Lorsque le médecin a substitué à la plainte du malade et à sa représentation subjective des causes de son mal, ce que la rationalité contraint de reconnaître comme la vérité de sa maladie, le médecin n'a pas pour autant réduit la subjectivité du malade. Il lui a permis une possession de son mal différente. Et s'il n'a cherché à l'en déposséder, en lui affirmant qu'il n'est atteint d'aucune maladie, il n'a pas toujours réussi à le déposséder de sa croyance en lui-même malade, et parfois même de sa complaisance en lui-même malade. En bref, il est impossible d'annuler dans l'objectivité du savoir médical la subjectivité de l'expérience vécue du malade. Ce n'est donc pas dans cette impuissance qu'il faut chercher la défaillance caractéristique de l'exercice de la médecine. Elle a lieu dans l'oubli, en son sens freudien, du pouvoir de dédoublement propre au médecin qui lui permettrait de se projeter lui-même dans la situation de malade, l'objectivité de son savoir étant non pas répudiée mais mise en réserve. Car il revient au médecin de se représenter qu'il est un malade potentiel et qu'il n'est pas mieux assuré que ne le sont ses malades de réussir, le cas échéant, à substituer ses connaissances à son angoisse'." Georges Canguilhem
La relation médecin-patient a traditionnellement suivi ce que l'on pourrait nommer le «modèle paternaliste». Dans ce modèle, le médecin est persuadé de savoir et d'être objectif. Il se voit comme le gardien de l'intérêt du patient. Il prend les décisions pour lui, en respectant simplement un principe de bienfaisance. Le principe de bienfaisance pourrait être explicité comme étant :
Le serment d'Hippocrate inclut d'ailleurs à ce propos le surtout ne pas nuire (en latin primum non nocere). Le patient est perçu dans le modèle paternaliste comme n'étant plus une personne raisonnable, capable de décider pour elle-même de la manière dont elle veut vivre ou mourir. Le médecin se positionne comme étant celui qui a le savoir. Le médecin est un expert et, pour sa part, le patient est dans l'ignorance. Tout ce que le patient peut faire est d'acquiescer au modèle thérapeutique du médecin et sa liberté se limite alors à pouvoir changer de médecin traitant.
C'est en réaction aux expérimentations cliniques menées par les nazis sur des prisonniers, qu'apparait en 1947 dans le code de Nuremberg la notion de consentement éclairé du malade. Depuis la majorité des pays occidentaux passe progressivement de ce modèle paternaliste à un nouveau paradigme que l'on pourrait nommer «modèle délibératif». C'est par exemple le cas en Belgique avec la loi sur les droits des patients qui introduit la notion de contrat thérapeutique.
Le rapport patient-médecin est un exemple caractéristique de la manière dont les cultures occidentales gèrent les rapport entre science et démocratie. En effet alors que les avatars de la technologie envahissent de plus en plus notre contemporain et modifient indubitablement notre relation aux autres ou notre façon de nous ressentir humain, c'est toujours par l'intermédiaire du médical que le citoyen lambda se trouve le plus intimement confronté avec la science.

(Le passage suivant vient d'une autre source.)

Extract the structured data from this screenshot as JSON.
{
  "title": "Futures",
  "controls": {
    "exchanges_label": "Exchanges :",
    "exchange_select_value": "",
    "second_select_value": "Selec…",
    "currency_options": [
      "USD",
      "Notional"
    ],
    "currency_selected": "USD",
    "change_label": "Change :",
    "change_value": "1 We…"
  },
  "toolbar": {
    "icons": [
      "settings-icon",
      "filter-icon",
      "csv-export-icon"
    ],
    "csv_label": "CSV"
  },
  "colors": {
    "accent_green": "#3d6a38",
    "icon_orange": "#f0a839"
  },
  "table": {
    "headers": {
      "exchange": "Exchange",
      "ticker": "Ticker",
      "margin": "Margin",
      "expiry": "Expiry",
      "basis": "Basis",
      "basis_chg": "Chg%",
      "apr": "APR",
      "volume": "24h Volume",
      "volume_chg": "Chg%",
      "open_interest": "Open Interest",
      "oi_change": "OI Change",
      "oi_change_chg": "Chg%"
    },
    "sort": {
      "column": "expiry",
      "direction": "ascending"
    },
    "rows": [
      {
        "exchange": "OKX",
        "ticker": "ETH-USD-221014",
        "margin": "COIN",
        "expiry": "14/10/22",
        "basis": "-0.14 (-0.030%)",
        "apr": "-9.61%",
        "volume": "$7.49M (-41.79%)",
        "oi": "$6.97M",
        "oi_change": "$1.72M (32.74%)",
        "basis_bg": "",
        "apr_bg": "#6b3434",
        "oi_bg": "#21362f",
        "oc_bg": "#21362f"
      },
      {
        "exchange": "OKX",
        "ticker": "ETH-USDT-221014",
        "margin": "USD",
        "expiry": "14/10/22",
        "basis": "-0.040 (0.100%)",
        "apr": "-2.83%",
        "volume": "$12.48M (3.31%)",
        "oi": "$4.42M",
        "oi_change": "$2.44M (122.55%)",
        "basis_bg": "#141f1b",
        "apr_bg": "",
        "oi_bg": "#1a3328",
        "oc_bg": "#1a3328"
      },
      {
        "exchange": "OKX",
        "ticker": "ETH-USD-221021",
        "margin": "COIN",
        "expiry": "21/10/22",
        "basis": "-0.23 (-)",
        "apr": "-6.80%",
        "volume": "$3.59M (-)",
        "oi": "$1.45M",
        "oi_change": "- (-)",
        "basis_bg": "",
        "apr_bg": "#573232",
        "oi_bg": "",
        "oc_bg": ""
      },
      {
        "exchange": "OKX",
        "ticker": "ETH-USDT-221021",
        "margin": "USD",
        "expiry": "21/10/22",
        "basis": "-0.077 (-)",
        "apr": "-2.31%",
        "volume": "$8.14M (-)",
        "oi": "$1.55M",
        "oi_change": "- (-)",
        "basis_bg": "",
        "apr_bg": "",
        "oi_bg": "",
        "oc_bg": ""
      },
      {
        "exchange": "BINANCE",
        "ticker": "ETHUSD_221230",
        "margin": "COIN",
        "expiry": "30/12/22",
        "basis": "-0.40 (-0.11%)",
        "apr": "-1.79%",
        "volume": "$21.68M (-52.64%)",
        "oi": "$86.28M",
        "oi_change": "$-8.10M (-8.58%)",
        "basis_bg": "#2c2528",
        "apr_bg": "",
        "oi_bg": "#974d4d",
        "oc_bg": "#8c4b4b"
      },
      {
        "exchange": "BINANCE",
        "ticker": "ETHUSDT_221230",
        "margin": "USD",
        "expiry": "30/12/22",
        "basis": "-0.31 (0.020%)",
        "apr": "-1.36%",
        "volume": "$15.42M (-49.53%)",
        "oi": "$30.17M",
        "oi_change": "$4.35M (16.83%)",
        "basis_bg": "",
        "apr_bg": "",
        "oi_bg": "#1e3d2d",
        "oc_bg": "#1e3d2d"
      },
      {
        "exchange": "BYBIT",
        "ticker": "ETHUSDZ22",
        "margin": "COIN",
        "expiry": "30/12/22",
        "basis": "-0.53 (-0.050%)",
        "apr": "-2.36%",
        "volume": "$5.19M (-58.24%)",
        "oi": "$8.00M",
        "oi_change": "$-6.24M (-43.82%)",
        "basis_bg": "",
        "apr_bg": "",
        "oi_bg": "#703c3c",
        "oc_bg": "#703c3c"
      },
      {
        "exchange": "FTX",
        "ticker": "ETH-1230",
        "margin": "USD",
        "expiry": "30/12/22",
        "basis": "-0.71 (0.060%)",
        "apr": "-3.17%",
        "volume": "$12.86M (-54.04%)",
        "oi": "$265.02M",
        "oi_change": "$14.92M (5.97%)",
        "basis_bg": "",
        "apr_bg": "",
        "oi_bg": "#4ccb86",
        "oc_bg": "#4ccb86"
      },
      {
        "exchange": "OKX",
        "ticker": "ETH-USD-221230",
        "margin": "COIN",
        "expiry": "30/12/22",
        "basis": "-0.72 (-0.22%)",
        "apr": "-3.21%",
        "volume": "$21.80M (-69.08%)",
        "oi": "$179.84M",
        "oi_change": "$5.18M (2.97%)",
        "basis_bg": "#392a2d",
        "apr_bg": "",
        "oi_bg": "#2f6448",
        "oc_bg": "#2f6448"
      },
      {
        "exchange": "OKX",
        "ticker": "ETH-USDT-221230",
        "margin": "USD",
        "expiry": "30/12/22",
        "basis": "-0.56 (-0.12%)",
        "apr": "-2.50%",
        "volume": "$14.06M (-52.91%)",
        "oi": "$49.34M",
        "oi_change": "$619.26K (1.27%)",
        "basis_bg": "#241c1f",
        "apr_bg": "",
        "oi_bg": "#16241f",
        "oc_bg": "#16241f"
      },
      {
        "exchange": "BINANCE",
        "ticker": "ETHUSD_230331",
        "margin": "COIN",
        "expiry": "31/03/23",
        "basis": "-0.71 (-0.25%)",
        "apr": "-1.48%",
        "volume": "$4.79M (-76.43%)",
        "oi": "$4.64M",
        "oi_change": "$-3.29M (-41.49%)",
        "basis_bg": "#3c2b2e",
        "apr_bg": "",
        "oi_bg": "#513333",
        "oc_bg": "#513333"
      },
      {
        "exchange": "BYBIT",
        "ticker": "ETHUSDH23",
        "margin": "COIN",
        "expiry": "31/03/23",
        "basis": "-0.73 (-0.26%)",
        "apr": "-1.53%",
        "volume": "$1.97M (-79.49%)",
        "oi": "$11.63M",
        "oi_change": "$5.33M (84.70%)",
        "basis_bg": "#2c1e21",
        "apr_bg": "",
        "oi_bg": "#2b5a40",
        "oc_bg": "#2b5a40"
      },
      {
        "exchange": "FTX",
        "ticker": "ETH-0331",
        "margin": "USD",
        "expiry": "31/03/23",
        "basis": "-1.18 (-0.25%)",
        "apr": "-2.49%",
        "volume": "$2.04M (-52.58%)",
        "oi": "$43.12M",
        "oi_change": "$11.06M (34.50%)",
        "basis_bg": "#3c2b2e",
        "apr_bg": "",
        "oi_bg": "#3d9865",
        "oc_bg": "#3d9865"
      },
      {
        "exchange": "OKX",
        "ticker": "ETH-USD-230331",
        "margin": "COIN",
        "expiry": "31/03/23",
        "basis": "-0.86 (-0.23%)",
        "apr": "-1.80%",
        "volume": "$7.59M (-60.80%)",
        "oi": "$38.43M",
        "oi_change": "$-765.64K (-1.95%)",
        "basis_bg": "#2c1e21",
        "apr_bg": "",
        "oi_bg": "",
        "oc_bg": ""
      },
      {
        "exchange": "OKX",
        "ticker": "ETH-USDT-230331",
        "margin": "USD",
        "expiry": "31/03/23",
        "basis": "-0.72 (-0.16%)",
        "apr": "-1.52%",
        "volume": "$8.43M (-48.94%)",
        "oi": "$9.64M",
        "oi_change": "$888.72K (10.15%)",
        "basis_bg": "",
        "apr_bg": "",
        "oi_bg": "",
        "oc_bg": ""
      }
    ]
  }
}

H.T. Engelhardt a par exemple étudié comment le débat bioéthique pouvait s'inscrire dans l'éthique de la discussion de Jürgen Habermas. Habermas cherche à créer une éthique de la discussion dans l'espoir d'étouffer la violence, puisque si je peux parler avec l'autre c'est que j'ai déjà une rationalité commune avec lui. L'objectif n'est donc pas d'arriver à un consensus mais bien à une rationalité commune. On trouve en arrière fond de la conception d'Habermas l'idée que le savoir est émancipateur et que discuter permet de se libérer de l'opinion (la doxa des grecs anciens). La télévision, par exemple, fait passer des idées sans avancer les règles du jeu de leur énonciation. De ce fait, la télévision fait preuve d'une violence symbolique, pour utiliser un concept de Pierre Bourdieu. L'éthique de la discussion a pour objectif de supprimer cette violence symbolique par le biais de la discussion.
Pour H.T. Engelhardt les questions bioéthique sont fondamentalement des problèmes démocratiques. L'objectif là non plus n'est pas d'aboutir à un consensus, mais à un accord ici et maintenant. Néanmoins, dans une culture sécularisée où la science est toute-puissante et pousse les autres domaines de la connaissance comme l'art ou à la religion à la portion congrue, il semble évident que les experts scientifiques (ceux qui savent) décident pour la masse populaire (ceux qui ignorent). Il nous paraît important de se demander si nous ne sommes pas là en face d'une dérive qui met à mal le fondement même de la démocratie?